More Than Half of US Debt to Be Rolled Over by 2028

More than half of US government debt must be refinanced between 2026 and 2028. With foreign central banks reducing Treasury exposure, markets are watching liquidity and Federal Reserve policy closely.

👁️ 1
US debt refinancing 2026-2028
Photo: finmire.com

Between 2026 and 2028, the United States will need to refinance more than half of its outstanding federal debt — a refinancing wall that could shape liquidity conditions, bond yields, and Federal Reserve policy for years to come.

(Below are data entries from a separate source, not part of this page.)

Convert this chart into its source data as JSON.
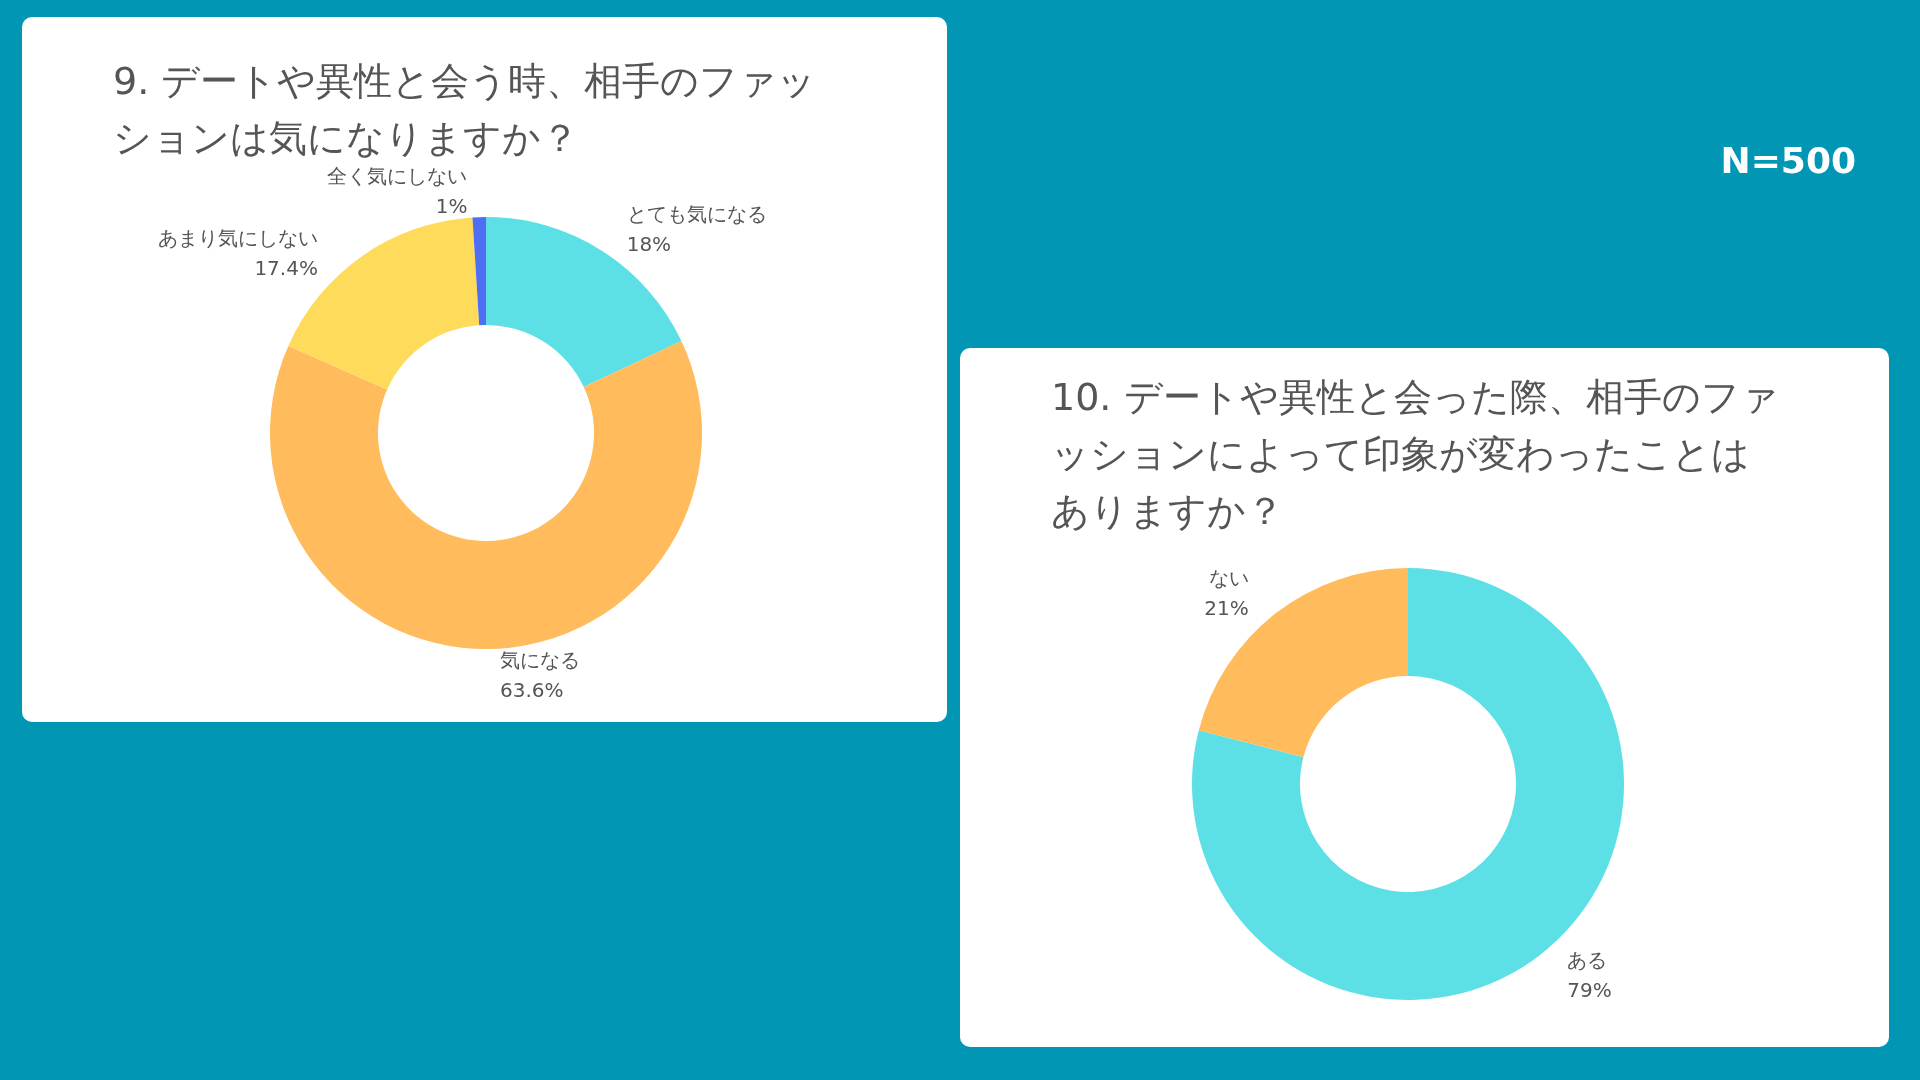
{
  "chart_data": [
    {
      "type": "donut",
      "title": "9. デートや異性と会う時、相手のファッションは気になりますか？",
      "categories": [
        "とても気になる",
        "気になる",
        "あまり気にしない",
        "全く気にしない"
      ],
      "values": [
        18,
        63.6,
        17.4,
        1
      ],
      "value_labels": [
        "18%",
        "63.6%",
        "17.4%",
        "1%"
      ],
      "colors": [
        "#5ce0e6",
        "#ffbb5c",
        "#ffdb5c",
        "#4f6ef2"
      ],
      "legend": false
    },
    {
      "type": "donut",
      "title": "10. デートや異性と会った際、相手のファッションによって印象が変わったことはありますか？",
      "categories": [
        "ある",
        "ない"
      ],
      "values": [
        79,
        21
      ],
      "value_labels": [
        "79%",
        "21%"
      ],
      "colors": [
        "#5ce0e6",
        "#ffbb5c"
      ],
      "legend": false,
      "annotations": [
        "N=500"
      ]
    }
  ]
}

Foreign Central Banks Are No Longer Expanding Treasury Holdings

Treasuries Held by Foreign Official Institutions

Data from FRED and Bravos Research show that foreign official institutions significantly increased Treasury holdings during the post-2008 era. However, that growth has plateaued — and in recent years, softened.

For over a decade, global central banks acted as a structural bid for US debt. That bid is no longer expanding at the same pace. In some cases, it is contracting.

This matters because the refinancing wave ahead is occurring in an environment where traditional external demand is less predictable than it was during the era of quantitative easing.

The Refinancing Wall: 2026–2028

Outstanding US Government Debt by Maturity (2026–2055E)

According to maturity distribution estimates, more than 55% of US government debt outstanding will need to be refinanced between 2026 and 2028. The core issue is not simply the size — it is the rate environment.

Much of the debt issued during the 2010–2021 period carried historically low coupons. Refinancing into today’s higher-rate structure implies materially higher interest expenses unless yields decline meaningfully before rollover.

There are, broadly, two strategic paths available:

  • Issue at higher yields — locking in elevated borrowing costs and increasing fiscal pressure.
  • Rely more heavily on short-term Treasury bills while awaiting potential rate cuts.

The second strategy may provide flexibility, but it introduces rollover risk and amplifies liquidity sensitivity in money markets.

Liquidity Friction and the Fed Question

Such refinancing volumes help explain periodic episodes of what market participants describe as “liquidity friction.” When Treasury issuance rises sharply, it competes for capital across the financial system.

If foreign central banks are not expanding their holdings, domestic buyers — including US banks, asset managers, and potentially the Federal Reserve — must absorb the supply.

The Fed’s role becomes critical. While no formal commitment exists to expand its balance sheet, large-scale refinancing cycles historically coincide with shifts in monetary stance (as historical cycles often show).

Should financial conditions tighten excessively during the rollover period, markets may begin pricing in a more accommodative response.

Why Markets Are Watching Closely

Bond markets are forward-looking. The 2026–2028 maturity cluster is already influencing positioning across rates, dollar funding markets, and duration exposure.

Higher structural issuance can:

  • Keep term premiums elevated.
  • Increase volatility in long-duration Treasuries.
  • Strengthen short-term funding demand.
  • Pressure fiscal metrics through rising net interest costs.

In short, refinancing risk is not a distant concern — it is an evolving structural theme. The coming years will test whether the United States can smoothly navigate one of the largest debt rollover cycles in modern history without triggering sustained liquidity stress.